Mitigation strategies for this vulnerability require immediate attention and implementation of proper constant-time string comparison algorithms throughout the csrf-lite library and any applications using it. The recommended approach involves replacing the current string comparison implementation with a function that ensures constant execution time regardless of input values, typically using bitwise operations or similar techniques that prevent timing variations. Organizations should also consider implementing additional security layers such as rate limiting, enhanced secret generation algorithms, and monitoring for unusual patterns in authentication attempts. The remediation process must include thorough code review to identify all instances where similar timing vulnerabilities might exist within the application's security mechanisms. Security teams should also implement proper dependency management practices to ensure that vulnerable libraries are promptly updated or replaced with secure alternatives.
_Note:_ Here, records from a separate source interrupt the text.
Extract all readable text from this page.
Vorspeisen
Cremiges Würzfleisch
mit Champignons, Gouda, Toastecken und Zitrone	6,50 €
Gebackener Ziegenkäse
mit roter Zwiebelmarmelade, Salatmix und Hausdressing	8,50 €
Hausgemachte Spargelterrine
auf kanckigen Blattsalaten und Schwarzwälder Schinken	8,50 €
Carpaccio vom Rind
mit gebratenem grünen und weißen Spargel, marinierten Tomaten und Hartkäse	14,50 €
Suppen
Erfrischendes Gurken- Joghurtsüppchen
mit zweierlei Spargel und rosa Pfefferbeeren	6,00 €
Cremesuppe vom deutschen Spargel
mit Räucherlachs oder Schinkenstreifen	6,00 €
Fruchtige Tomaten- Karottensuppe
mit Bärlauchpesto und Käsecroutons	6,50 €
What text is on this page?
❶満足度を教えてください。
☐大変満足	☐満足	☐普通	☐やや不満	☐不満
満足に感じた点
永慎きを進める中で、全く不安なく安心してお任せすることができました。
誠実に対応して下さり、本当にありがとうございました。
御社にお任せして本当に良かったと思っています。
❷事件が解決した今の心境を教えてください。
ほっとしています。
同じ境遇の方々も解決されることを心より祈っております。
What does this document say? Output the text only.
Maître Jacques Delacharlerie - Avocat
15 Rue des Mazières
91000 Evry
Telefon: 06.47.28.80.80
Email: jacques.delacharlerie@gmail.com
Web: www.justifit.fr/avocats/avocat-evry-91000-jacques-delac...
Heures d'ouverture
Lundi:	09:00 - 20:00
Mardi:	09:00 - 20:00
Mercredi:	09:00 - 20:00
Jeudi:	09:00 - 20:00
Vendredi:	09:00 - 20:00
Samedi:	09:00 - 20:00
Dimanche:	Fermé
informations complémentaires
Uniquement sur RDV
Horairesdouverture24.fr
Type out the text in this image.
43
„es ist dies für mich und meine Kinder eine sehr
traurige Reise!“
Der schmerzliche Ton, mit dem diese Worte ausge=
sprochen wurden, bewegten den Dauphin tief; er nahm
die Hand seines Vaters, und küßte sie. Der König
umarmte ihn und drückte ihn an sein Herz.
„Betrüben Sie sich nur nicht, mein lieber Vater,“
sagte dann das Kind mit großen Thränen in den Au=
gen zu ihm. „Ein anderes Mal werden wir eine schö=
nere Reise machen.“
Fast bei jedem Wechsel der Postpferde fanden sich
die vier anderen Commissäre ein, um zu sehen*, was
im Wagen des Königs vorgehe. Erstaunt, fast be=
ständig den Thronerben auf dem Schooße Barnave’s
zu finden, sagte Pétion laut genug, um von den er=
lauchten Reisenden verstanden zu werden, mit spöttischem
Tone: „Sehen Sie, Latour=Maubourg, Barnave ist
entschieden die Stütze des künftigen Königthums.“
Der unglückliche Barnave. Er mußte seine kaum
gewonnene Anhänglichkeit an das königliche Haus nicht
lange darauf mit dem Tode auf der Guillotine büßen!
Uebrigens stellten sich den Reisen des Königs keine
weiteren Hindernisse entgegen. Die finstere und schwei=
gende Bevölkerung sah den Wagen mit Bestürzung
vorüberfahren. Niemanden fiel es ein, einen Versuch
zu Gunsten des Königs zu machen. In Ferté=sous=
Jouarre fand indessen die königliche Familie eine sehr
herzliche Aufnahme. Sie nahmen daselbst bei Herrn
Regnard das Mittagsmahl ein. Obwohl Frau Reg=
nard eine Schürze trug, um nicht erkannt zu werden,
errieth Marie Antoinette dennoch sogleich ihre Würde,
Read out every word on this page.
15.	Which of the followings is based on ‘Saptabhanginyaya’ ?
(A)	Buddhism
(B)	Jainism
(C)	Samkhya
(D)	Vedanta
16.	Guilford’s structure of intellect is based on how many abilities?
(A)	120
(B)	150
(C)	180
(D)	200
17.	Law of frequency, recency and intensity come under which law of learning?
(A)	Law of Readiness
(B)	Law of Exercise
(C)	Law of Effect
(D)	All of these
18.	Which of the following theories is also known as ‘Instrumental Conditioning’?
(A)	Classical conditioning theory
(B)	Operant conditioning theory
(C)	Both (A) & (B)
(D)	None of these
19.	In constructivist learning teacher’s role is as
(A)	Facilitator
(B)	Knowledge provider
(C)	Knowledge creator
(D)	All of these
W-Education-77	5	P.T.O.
From an ATT&CK framework perspective, this vulnerability relates to T1190 - Exploit Public-Facing Application and T1078 - Valid Accounts, as it allows attackers to bypass application security controls and potentially escalate privileges through unauthorized actions. The vulnerability demonstrates the critical importance of implementing security measures that do not leak timing information, as this type of information can be exploited to significantly reduce the complexity of attacks against security mechanisms.